Numerous collaborations between eVTOL startups and conventional airline companies have emerged, such as Beta’s recent partnership with Air New Zealand, alongside the establishment of vertiports in important urban locations across the U.S., Europe, and Asia.

However, not all startups have fared well, with some exhausting their funds and struggling to obtain further investment. The German eVTOL startup Lilium declared bankruptcy after failing to raise sufficient capital. In December, the company ceased operations and laid off 1,000 employees, yet seems to have received a last-minute investment to keep it afloat. Stay informed.

Next year, 2025, will be crucial to observe whether the remaining companies can achieve proper FAA approval and successfully create a viable business using eVTOL technology.

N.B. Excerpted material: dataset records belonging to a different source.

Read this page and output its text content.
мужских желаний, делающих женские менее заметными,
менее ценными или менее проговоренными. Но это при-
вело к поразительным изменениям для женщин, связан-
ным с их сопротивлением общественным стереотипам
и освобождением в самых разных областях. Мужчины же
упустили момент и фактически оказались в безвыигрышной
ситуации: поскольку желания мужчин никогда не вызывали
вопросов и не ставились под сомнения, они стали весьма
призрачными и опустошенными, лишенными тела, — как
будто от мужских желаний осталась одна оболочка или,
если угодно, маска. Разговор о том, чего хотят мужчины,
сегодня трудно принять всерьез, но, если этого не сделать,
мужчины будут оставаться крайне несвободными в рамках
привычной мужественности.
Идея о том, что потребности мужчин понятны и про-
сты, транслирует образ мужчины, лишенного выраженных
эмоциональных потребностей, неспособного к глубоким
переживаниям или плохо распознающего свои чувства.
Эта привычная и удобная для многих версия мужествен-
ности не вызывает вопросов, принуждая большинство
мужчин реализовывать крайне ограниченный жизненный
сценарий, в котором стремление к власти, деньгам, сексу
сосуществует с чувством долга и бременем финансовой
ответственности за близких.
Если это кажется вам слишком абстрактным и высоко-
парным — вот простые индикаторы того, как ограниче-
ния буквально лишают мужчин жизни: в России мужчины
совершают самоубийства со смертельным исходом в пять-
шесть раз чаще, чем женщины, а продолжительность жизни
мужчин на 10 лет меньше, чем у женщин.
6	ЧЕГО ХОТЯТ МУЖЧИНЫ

Other must-read articles on eVTOLs for 2024: 

  • Federal authorities pave the way for eVTOL startups to introduce flying vehicles to the US airspace
  • Beta Technologies reveals its first electric aircraft designed for passenger transport

Micromobility moves cautiously forward

The excitement surrounding shared micromobility has subsided. This year has witnessed the final stages of consolidation, strategic pivots, and a few prevailing entities.

Tier and Dott have finalised their merger, while Lime has maintained its consistent path towards sustainability and market leadership, albeit not consistently profitable.

The bankruptcy of VanMoof in 2023 underscored the challenges of scaling a novel e-bike venture, despite a consumer demand for stylish e-bikes. Cake filed for bankruptcy at the start of the year, and Onyx Motorbikes faced bankruptcy when its 37-year-old owner unexpectedly passed away, creating significant complications. Nevertheless, both Cake and Onyx have received new opportunities for survival in 2025.

On a more positive note, some startups have successfully navigated the e-bike market. For example, Joco has thrived, transforming its docked e-bike rental service for delivery personnel into a profitable enterprise and expanding into battery-charging infrastructure.